L’article L. 741-1 du CESEDA dispose que «L’autorité administrative peut placer en rétention, pour une durée de quarante-huit heures, l’étranger qui se trouve dans l’un des cas prévus à l’article L. 731-1 lorsqu’il ne présente pas de garanties de représentation effectives propres à prévenir un risque de soustraction à l’exécution de la décision d’éloignement et qu’aucune autre mesure n’apparaît suffisante à garantir efficacement l’exécution effective de cette décision.
Le risque mentionné au premier alinéa est apprécié selon les mêmes critères que ceux prévus à l’article L. 612-3 ou au regard de la menace pour l’ordre public que l’étranger représente.»

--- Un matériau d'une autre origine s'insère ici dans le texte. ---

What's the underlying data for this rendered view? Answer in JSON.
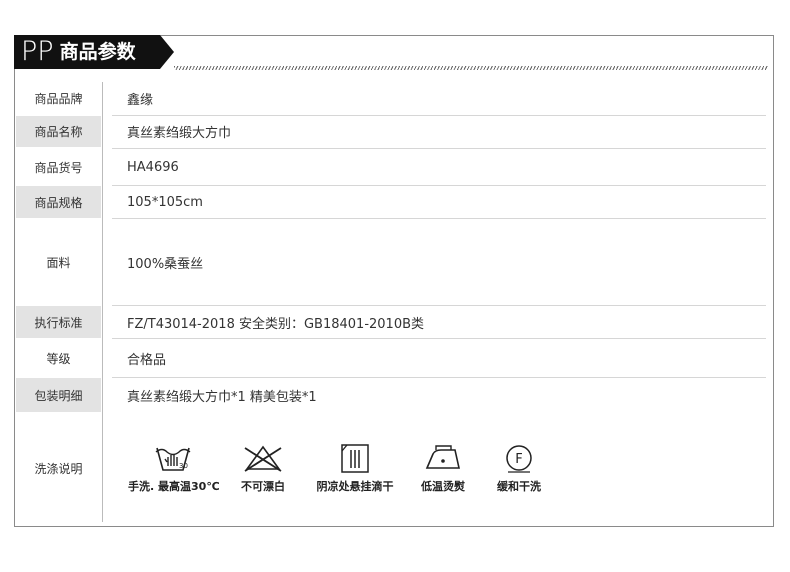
{
  "header": {
    "prefix": "PP",
    "title": "商品参数"
  },
  "params": [
    {
      "label": "商品品牌",
      "value": "鑫缘"
    },
    {
      "label": "商品名称",
      "value": "真丝素绉缎大方巾"
    },
    {
      "label": "商品货号",
      "value": "HA4696"
    },
    {
      "label": "商品规格",
      "value": "105*105cm"
    },
    {
      "label": "面料",
      "value": "100%桑蚕丝"
    },
    {
      "label": "执行标准",
      "value": "FZ/T43014-2018  安全类别：GB18401-2010B类"
    },
    {
      "label": "等级",
      "value": "合格品"
    },
    {
      "label": "包装明细",
      "value": "真丝素绉缎大方巾*1   精美包装*1"
    },
    {
      "label": "洗涤说明"
    }
  ],
  "care": [
    {
      "icon": "hand-wash-icon",
      "label": "手洗. 最高温30℃",
      "temp_symbol": "30"
    },
    {
      "icon": "no-bleach-icon",
      "label": "不可漂白"
    },
    {
      "icon": "line-dry-shade-icon",
      "label": "阴凉处悬挂滴干"
    },
    {
      "icon": "iron-low-icon",
      "label": "低温烫熨"
    },
    {
      "icon": "dry-clean-f-icon",
      "label": "缓和干洗",
      "symbol": "F"
    }
  ]
}
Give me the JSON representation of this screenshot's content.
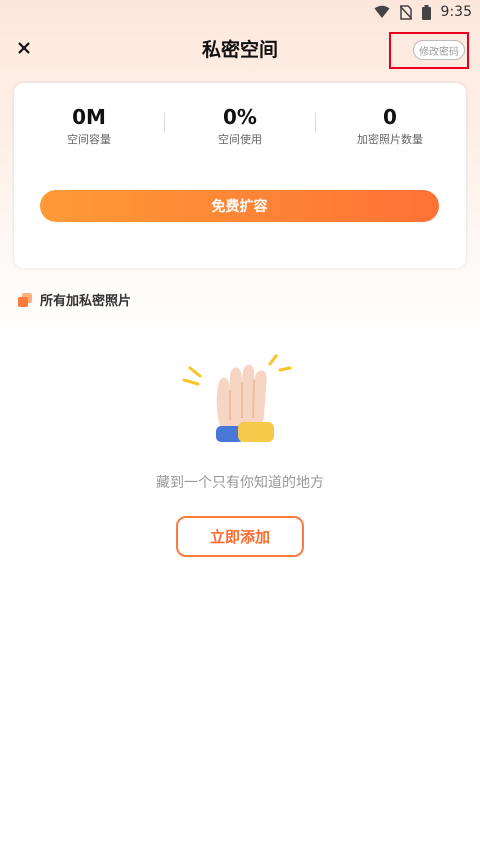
{
  "status_bar": {
    "time": "9:35",
    "icons": [
      "wifi-icon",
      "no-sim-icon",
      "battery-icon"
    ]
  },
  "header": {
    "title": "私密空间",
    "change_password": "修改密码",
    "close_icon": "close-icon"
  },
  "stats": [
    {
      "value": "0M",
      "label": "空间容量"
    },
    {
      "value": "0%",
      "label": "空间使用"
    },
    {
      "value": "0",
      "label": "加密照片数量"
    }
  ],
  "expand_button": "免费扩容",
  "section": {
    "title": "所有加私密照片",
    "icon": "photos-stack-icon"
  },
  "empty_state": {
    "illustration": "raised-hand-illustration",
    "text": "藏到一个只有你知道的地方",
    "action": "立即添加"
  },
  "colors": {
    "accent": "#ff7a3d",
    "gradient_start": "#ff9a36",
    "gradient_end": "#ff7236",
    "highlight_frame": "#e8001c"
  }
}
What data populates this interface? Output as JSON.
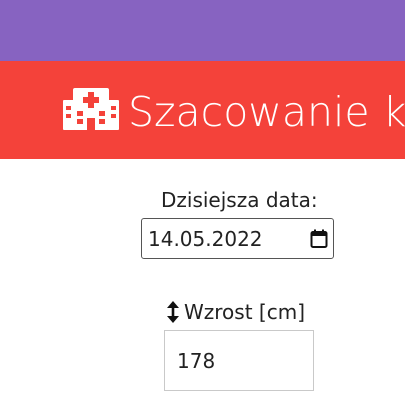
{
  "top_bar": {
    "color": "#8763c1"
  },
  "header": {
    "title": "Szacowanie k",
    "icon": "hospital-icon",
    "color": "#f4423a"
  },
  "form": {
    "date": {
      "label": "Dzisiejsza data:",
      "value": "14.05.2022",
      "icon": "calendar-icon"
    },
    "height": {
      "label": "Wzrost [cm]",
      "value": "178",
      "icon": "vertical-arrows-icon"
    }
  }
}
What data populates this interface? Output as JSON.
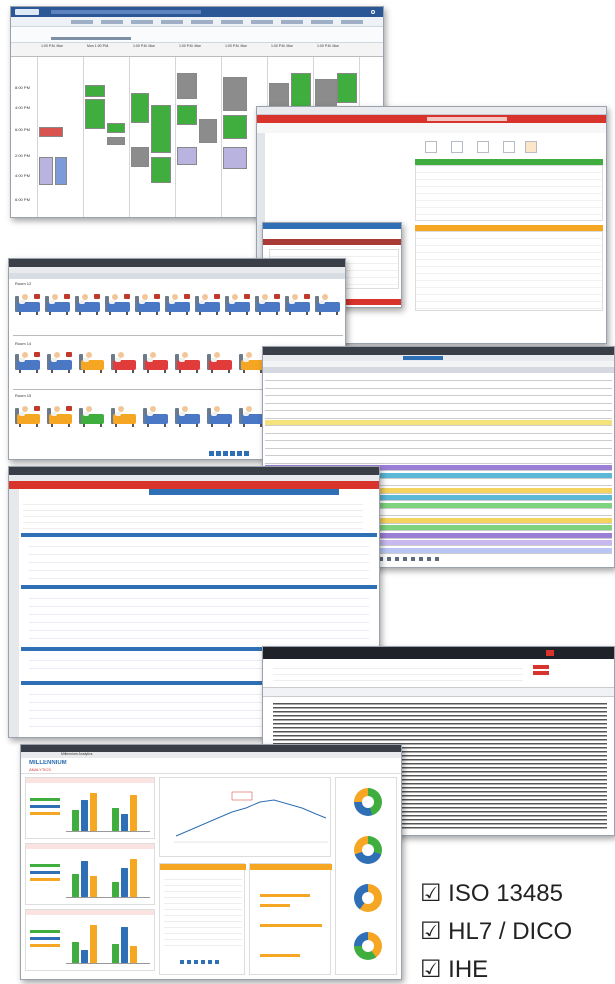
{
  "certifications": [
    "☑ ISO 13485",
    "☑ HL7 / DICO",
    "☑ IHE"
  ],
  "scheduler": {
    "day_headers": [
      "1:00 P.M. Mon",
      "Mon 1:00 P.M.",
      "1:00 P.M. Mon",
      "1:00 P.M. Mon",
      "1:00 P.M. Mon",
      "1:00 P.M. Mon",
      "1:00 P.M. Mon"
    ],
    "times": [
      "8:00 PM",
      "4:00 PM",
      "6:00 PM",
      "2:00 PM",
      "4:00 PM",
      "6:00 PM"
    ]
  },
  "bed_board": {
    "sections": [
      "Room 12",
      "Room 14",
      "Room 15"
    ]
  },
  "dashboard": {
    "app_name": "MILLENNIUM",
    "app_sub": "ANALYTICS",
    "tab": "Millennium Analytics"
  },
  "colors": {
    "green": "#3fae3f",
    "gray": "#8c8c8c",
    "lavender": "#b9b3e0",
    "blue": "#2f6fb5",
    "red": "#d9342b",
    "orange": "#f5a623"
  },
  "icons": {
    "check": "checkbox-icon",
    "bed": "hospital-bed-icon"
  }
}
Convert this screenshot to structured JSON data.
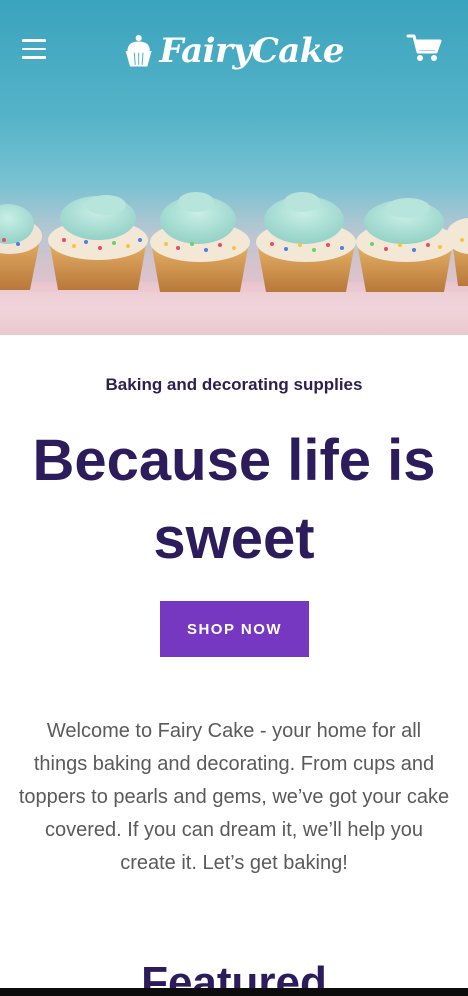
{
  "header": {
    "menu_icon": "hamburger-menu-icon",
    "logo_icon": "cupcake-icon",
    "logo_text": "FairyCake",
    "cart_icon": "shopping-cart-icon"
  },
  "hero": {
    "image_alt": "Row of cupcakes with blue frosting and sprinkles"
  },
  "main": {
    "eyebrow": "Baking and decorating supplies",
    "headline": "Because life is sweet",
    "cta_label": "SHOP NOW",
    "intro": "Welcome to Fairy Cake - your home for all things baking and decorating. From cups and toppers to pearls and gems, we’ve got your cake covered. If you can dream it, we’ll help you create it. Let’s get baking!",
    "next_section_title": "Featured"
  },
  "colors": {
    "brand_purple": "#7638c0",
    "headline_navy": "#2d1c5b",
    "body_gray": "#5a5a5a",
    "hero_teal": "#55b3c8"
  }
}
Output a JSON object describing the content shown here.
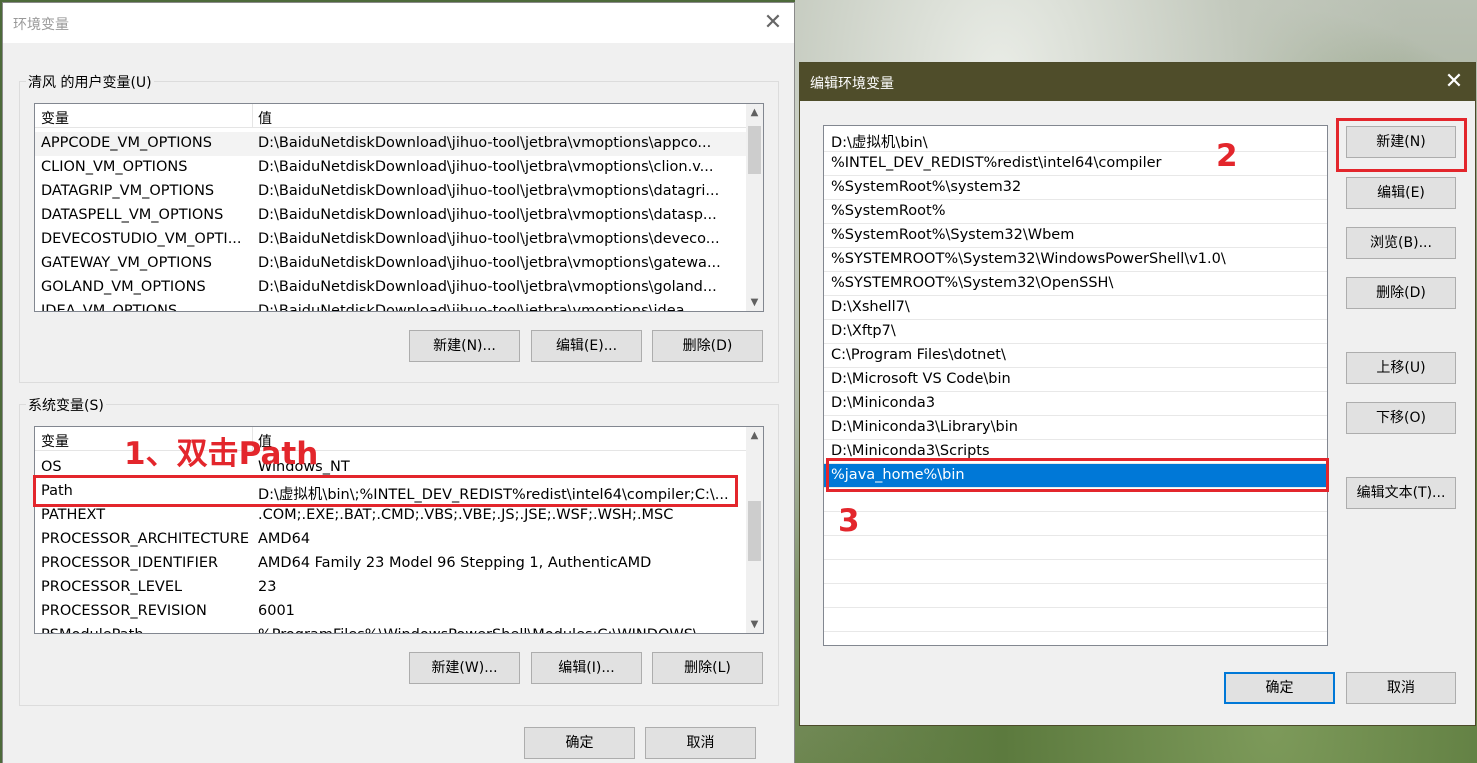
{
  "env_dialog": {
    "title": "环境变量",
    "user_group_label": "清风 的用户变量(U)",
    "system_group_label": "系统变量(S)",
    "col_var": "变量",
    "col_val": "值",
    "user_vars": [
      {
        "name": "APPCODE_VM_OPTIONS",
        "value": "D:\\BaiduNetdiskDownload\\jihuo-tool\\jetbra\\vmoptions\\appco..."
      },
      {
        "name": "CLION_VM_OPTIONS",
        "value": "D:\\BaiduNetdiskDownload\\jihuo-tool\\jetbra\\vmoptions\\clion.v..."
      },
      {
        "name": "DATAGRIP_VM_OPTIONS",
        "value": "D:\\BaiduNetdiskDownload\\jihuo-tool\\jetbra\\vmoptions\\datagri..."
      },
      {
        "name": "DATASPELL_VM_OPTIONS",
        "value": "D:\\BaiduNetdiskDownload\\jihuo-tool\\jetbra\\vmoptions\\datasp..."
      },
      {
        "name": "DEVECOSTUDIO_VM_OPTI...",
        "value": "D:\\BaiduNetdiskDownload\\jihuo-tool\\jetbra\\vmoptions\\deveco..."
      },
      {
        "name": "GATEWAY_VM_OPTIONS",
        "value": "D:\\BaiduNetdiskDownload\\jihuo-tool\\jetbra\\vmoptions\\gatewa..."
      },
      {
        "name": "GOLAND_VM_OPTIONS",
        "value": "D:\\BaiduNetdiskDownload\\jihuo-tool\\jetbra\\vmoptions\\goland..."
      },
      {
        "name": "IDEA_VM_OPTIONS",
        "value": "D:\\BaiduNetdiskDownload\\jihuo-tool\\jetbra\\vmoptions\\idea..."
      }
    ],
    "user_buttons": {
      "new": "新建(N)...",
      "edit": "编辑(E)...",
      "delete": "删除(D)"
    },
    "system_vars": [
      {
        "name": "OS",
        "value": "Windows_NT"
      },
      {
        "name": "Path",
        "value": "D:\\虚拟机\\bin\\;%INTEL_DEV_REDIST%redist\\intel64\\compiler;C:\\..."
      },
      {
        "name": "PATHEXT",
        "value": ".COM;.EXE;.BAT;.CMD;.VBS;.VBE;.JS;.JSE;.WSF;.WSH;.MSC"
      },
      {
        "name": "PROCESSOR_ARCHITECTURE",
        "value": "AMD64"
      },
      {
        "name": "PROCESSOR_IDENTIFIER",
        "value": "AMD64 Family 23 Model 96 Stepping 1, AuthenticAMD"
      },
      {
        "name": "PROCESSOR_LEVEL",
        "value": "23"
      },
      {
        "name": "PROCESSOR_REVISION",
        "value": "6001"
      },
      {
        "name": "PSModulePath",
        "value": "%ProgramFiles%\\WindowsPowerShell\\Modules;C:\\WINDOWS\\..."
      }
    ],
    "system_buttons": {
      "new": "新建(W)...",
      "edit": "编辑(I)...",
      "delete": "删除(L)"
    },
    "ok": "确定",
    "cancel": "取消"
  },
  "edit_dialog": {
    "title": "编辑环境变量",
    "paths": [
      "D:\\虚拟机\\bin\\",
      "%INTEL_DEV_REDIST%redist\\intel64\\compiler",
      "%SystemRoot%\\system32",
      "%SystemRoot%",
      "%SystemRoot%\\System32\\Wbem",
      "%SYSTEMROOT%\\System32\\WindowsPowerShell\\v1.0\\",
      "%SYSTEMROOT%\\System32\\OpenSSH\\",
      "D:\\Xshell7\\",
      "D:\\Xftp7\\",
      "C:\\Program Files\\dotnet\\",
      "D:\\Microsoft VS Code\\bin",
      "D:\\Miniconda3",
      "D:\\Miniconda3\\Library\\bin",
      "D:\\Miniconda3\\Scripts",
      "%java_home%\\bin"
    ],
    "selected_index": 14,
    "buttons": {
      "new": "新建(N)",
      "edit": "编辑(E)",
      "browse": "浏览(B)...",
      "delete": "删除(D)",
      "move_up": "上移(U)",
      "move_down": "下移(O)",
      "edit_text": "编辑文本(T)..."
    },
    "ok": "确定",
    "cancel": "取消"
  },
  "annotations": {
    "step1": "1、双击Path",
    "step2": "2",
    "step3": "3"
  },
  "colors": {
    "annotation_red": "#e3262c",
    "selection_blue": "#0078d7",
    "edit_titlebar": "#4f4d2a"
  }
}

Cet article L. 612-3 prévoit expressément que le risque de fuite est «regardé comme établi» dans les cas suivants :
«1° L’étranger, qui ne peut justifier être entré régulièrement sur le territoire français, n’a pas sollicité la délivrance d’un titre de séjour ;
2° L’étranger s’est maintenu sur le territoire français au-delà de la durée de validité de son visa ou, s’il n’est pas soumis à l’obligation du visa, à l’expiration d’un délai de trois mois à compter de son entrée en France, sans avoir sollicité la délivrance d’un titre de séjour ;
3° L’étranger s’est maintenu sur le territoire français plus d’un mois après l’expiration de son titre de séjour, du document provisoire délivré à l’occasion d’une demande de titre de séjour ou de son autorisation provisoire de séjour, sans en avoir demandé le renouvellement ;
4° L’étranger a explicitement déclaré son intention de ne pas se conformer à son obligation de quitter le territoire français ;
5° L’étranger s’est soustrait à l’exécution d’une précédente mesure d’éloignement ;
6° L’étranger, entré irrégulièrement sur le territoire de l’un des États avec lesquels s’applique l’acquis de Schengen, fait l’objet d’une décision d’éloignement exécutoire prise par l’un des États ou s’est maintenu sur le territoire d’un de ces États sans justifier d’un droit de séjour ;
7° L’étranger a contrefait, falsifié ou établi sous un autre nom que le sien un titre de séjour ou un document d’identité ou de voyage ou a fait usage d’un tel titre ou document ;
8° L’étranger ne présente pas de garanties de représentation suffisantes, notamment parce qu’il ne peut présenter des documents d’identité ou de voyage en cours de validité, qu’il a refusé de communiquer les renseignements permettant d’établir son identité ou sa situation au regard du droit de circulation et de séjour ou a communiqué des renseignements inexacts, qu’il a refusé de se soumettre aux opérations de relevé d’empreintes digitales ou de prise de photographie prévues au 3° de l’article L. 142-1, qu’il ne justifie pas d’une résidence effective et permanente dans un local affecté à son habitation principale ou qu’il s’est précédemment soustrait aux obligations prévues aux articles L. 721-6 à L. 721-8, L. 731-1, L. 731-3, L. 733-1 à L. 733-4, L. 733-6, L. 743-13 à L. 743-15 et L. 751-5.»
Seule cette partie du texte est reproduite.